Tim Burton's Bloody Christmas
Macabre musical "Sweeney Todd" stars Johnny Depp
Dec. 18, 2007— -- Tim Burton's new movie may live up to one of the acclaimed filmmaker's past films and cause quite a few real-life nightmares before Christmas.
"Sweeney Todd: The Demon Barber of Fleet Street," a remake of Stephen Sondheim's Broadway musical about a murderous barber hell-bent on revenge, stars frequent Burton collaborators Johnny Depp and Helena Bonham Carter in roles many people have yet to see -- singers.
"It's like 'The Sound of Music," but with blood in it," Burton said as he stopped by ABC News Now's "Popcorn" to discuss the movie with Rolling Stone's Peter Travers.
According to Burton, the "Sweeney Todd" stars lack of musical training gave the film an emotional quality unachievable by actors with a singing background.
"I realized after casting a few parts that none of [the actors cast] were professional singers, but when I heard them [sing] they brought something to it which I thought was really amazing," Burton said of Depp and Carter. "They brought an emotional quality to it.
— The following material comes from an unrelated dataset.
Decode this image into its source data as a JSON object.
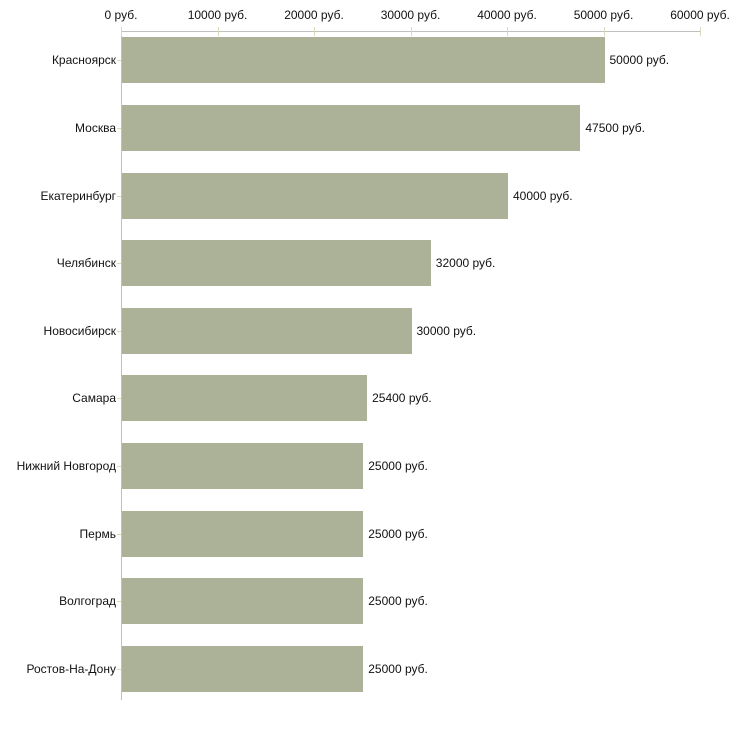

They couldn't rely on their singing ability, so something had to come from within."
Despite being the mother of Burton's two children, Carter had to go through a rigorous auditioning ordeal for her role as Mrs. Lovett, a pie maker who grinds up Todd's victims into meat pies. In the end, the filmmaker decided she was right for the role opposite Depp.
"Part of it is the image of those two together. They're such a weird couple, which was very important in the kind of visual quality of them," Burton said. "I always had this image of, because I used to love to go to wax museums, that if I could see those two figures in a wax museum, then that's the right image."
Having music on the set was also a liberating experience for stars like Depp.
"[Johnny] picking up a razor to music, he picks it up completely different to music than he would if he was to just walk over and pick up a razor. It was amazing to see actors acting sort of rhythmically in a way that I've never seen them act before," Burton said. "It also galvanizes everybody, the crew, everybody gets in the same zone. You see people, the grips, mouthing the words -- there's a unifying force to [the music] that's really amazing."